What I love most about American idiomatic phrases – other than repeating them, of course – is to learn their respective origins. We all use idiomatic phrases, or metaphors, to explain this reality by relating it to an alternate one. Even if we say them, however, and understand their correct usage, it still surprising to learn where those phrases originated from and what they originally meant.

I have been using "rule of thumb" to apply a commonly used rule or practice to a specific incident, using this approximate knowledge to make a decision.

(Bad) Example: I am not hungry as of yet, but according to rule of thumb I will be requiring three meals and a bottle or two of wine by the end of today.

Awhile back, someone (somewhere) quickly explained to me the phrase's origin. The "rule of thumb" referred to an old British law which gave husbands the permission to beat his wife with a stick no longer than the width of a thumb.

Could this be true? Could my innocent little idiomatic phrase be offending feminists? I did some digging.
Apparently, "rule of thumb" was uttered in public by English judge Francis Buller in 1782, and this was long-believed to be the first utterance of the phrase. Following the comment, Buller was incessantly mocked by political pundits of his time, including the first great political caricaturist James Gillray—who I suppose was his generation's Jon Stewart. Buller even gained the nickname of "Judge Thumb."

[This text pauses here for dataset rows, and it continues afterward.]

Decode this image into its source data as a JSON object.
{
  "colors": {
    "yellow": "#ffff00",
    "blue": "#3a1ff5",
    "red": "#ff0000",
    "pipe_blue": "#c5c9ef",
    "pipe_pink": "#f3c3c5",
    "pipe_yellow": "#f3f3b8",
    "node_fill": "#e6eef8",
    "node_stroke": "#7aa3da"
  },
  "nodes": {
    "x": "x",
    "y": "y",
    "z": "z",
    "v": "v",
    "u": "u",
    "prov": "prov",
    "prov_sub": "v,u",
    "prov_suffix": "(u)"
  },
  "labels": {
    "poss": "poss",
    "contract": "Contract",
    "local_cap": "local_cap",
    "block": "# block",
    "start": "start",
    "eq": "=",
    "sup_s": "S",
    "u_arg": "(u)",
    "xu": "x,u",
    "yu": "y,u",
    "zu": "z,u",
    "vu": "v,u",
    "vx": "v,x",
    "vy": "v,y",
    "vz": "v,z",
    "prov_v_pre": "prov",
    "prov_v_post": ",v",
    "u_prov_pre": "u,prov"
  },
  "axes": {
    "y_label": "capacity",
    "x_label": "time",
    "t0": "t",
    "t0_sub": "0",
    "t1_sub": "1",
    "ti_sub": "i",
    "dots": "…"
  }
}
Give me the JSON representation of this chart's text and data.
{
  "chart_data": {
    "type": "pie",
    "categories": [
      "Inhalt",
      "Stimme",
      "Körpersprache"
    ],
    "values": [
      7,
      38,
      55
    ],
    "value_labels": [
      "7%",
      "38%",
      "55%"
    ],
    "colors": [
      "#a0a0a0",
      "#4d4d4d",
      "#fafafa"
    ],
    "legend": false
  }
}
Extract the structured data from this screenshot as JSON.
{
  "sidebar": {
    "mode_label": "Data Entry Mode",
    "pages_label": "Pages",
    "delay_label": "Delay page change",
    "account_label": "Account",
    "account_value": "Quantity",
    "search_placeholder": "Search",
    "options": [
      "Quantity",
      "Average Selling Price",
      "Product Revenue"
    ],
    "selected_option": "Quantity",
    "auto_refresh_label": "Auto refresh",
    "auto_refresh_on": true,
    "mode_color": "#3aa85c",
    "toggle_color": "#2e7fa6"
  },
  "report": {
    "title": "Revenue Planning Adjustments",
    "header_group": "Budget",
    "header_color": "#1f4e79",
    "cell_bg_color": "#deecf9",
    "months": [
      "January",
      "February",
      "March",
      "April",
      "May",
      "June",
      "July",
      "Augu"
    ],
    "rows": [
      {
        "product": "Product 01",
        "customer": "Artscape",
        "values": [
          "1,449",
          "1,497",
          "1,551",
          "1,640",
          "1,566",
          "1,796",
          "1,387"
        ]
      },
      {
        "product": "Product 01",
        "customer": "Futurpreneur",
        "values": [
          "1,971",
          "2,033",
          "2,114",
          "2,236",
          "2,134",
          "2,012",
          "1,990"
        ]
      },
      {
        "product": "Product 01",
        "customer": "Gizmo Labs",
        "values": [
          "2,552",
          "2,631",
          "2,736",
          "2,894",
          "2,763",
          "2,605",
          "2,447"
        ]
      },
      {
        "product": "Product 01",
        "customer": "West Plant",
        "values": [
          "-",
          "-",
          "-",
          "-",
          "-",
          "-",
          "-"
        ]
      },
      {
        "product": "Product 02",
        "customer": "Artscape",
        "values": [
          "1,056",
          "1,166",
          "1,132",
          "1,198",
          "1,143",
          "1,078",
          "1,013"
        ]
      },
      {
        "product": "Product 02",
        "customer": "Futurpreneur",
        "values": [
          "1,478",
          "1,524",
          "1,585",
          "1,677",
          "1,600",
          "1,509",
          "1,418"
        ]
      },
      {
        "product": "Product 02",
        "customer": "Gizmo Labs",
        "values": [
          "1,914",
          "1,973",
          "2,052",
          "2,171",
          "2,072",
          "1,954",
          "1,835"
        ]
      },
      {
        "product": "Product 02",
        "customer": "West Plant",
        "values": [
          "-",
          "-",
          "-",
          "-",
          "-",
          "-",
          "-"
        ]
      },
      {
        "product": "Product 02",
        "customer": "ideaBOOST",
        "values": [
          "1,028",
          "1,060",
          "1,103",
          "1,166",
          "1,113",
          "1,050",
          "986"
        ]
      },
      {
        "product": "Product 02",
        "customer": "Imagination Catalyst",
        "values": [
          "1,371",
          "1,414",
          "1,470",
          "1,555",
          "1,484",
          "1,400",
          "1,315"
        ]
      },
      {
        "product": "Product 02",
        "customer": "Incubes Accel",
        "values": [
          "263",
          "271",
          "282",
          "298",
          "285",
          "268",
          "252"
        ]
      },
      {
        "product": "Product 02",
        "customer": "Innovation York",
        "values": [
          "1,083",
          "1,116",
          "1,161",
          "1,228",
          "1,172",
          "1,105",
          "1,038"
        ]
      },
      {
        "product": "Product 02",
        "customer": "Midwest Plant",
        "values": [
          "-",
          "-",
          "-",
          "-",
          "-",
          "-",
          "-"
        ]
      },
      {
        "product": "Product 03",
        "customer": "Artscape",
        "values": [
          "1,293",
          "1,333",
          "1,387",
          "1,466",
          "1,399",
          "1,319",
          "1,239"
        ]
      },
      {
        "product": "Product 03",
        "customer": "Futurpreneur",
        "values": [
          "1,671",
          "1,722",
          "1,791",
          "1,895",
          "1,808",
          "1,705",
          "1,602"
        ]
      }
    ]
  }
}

If this was the first utterance of "rule of thumb," it would be amazing that it even caught on. Academics and fact-checkers, however, have determined this was not the case.

In 1994, UCLA professor Henry Kelly discovered the phrase at been used nearly a century earlier, debunking any claims that the phrase had originated from law, court, or any court-appointed person.

The New York Times explains:
That's because its first appearance in print is cited in the o.e.d. as 1692, nearly a century before Gillray's ''Judge Thumb.'' Sir William Hope, in ''The Compleat Fencing Master,'' wrote, ''What he doth, he doth by rule of Thumb, and not by Art.'' It was reported in 1721 in Kelly's Scottish Proverbs: ''No Rule so good as Rule of Thumb.'' The meaning is ''a roughly practical method, or an assertion based on experience.''
Origin? Could be that carpenters used the width of their thumbs to approximate an inch, or that artists held up their thumbs to gain perspective on a distant object, or that gardeners used their green thumbs as guides to depth of seeding. The idea that rule of thumb is derived from an early form of spousal abuse is in error. It's ''folk etymology,'' amusing, even plausible with its first citation two centuries old, but inaccurate.
For those of you who, for whatever reason, are attracted to rules of thumb, there is a Web site dedicated solely to providing hundreds of trivial rules, facts, and measurements that were used as rules of thumb.

As for the phrase itself, this should hopefully mean feminists have one less thing to worry about in the world. Heck, I can keep using the phrase without feeling liberal guilt!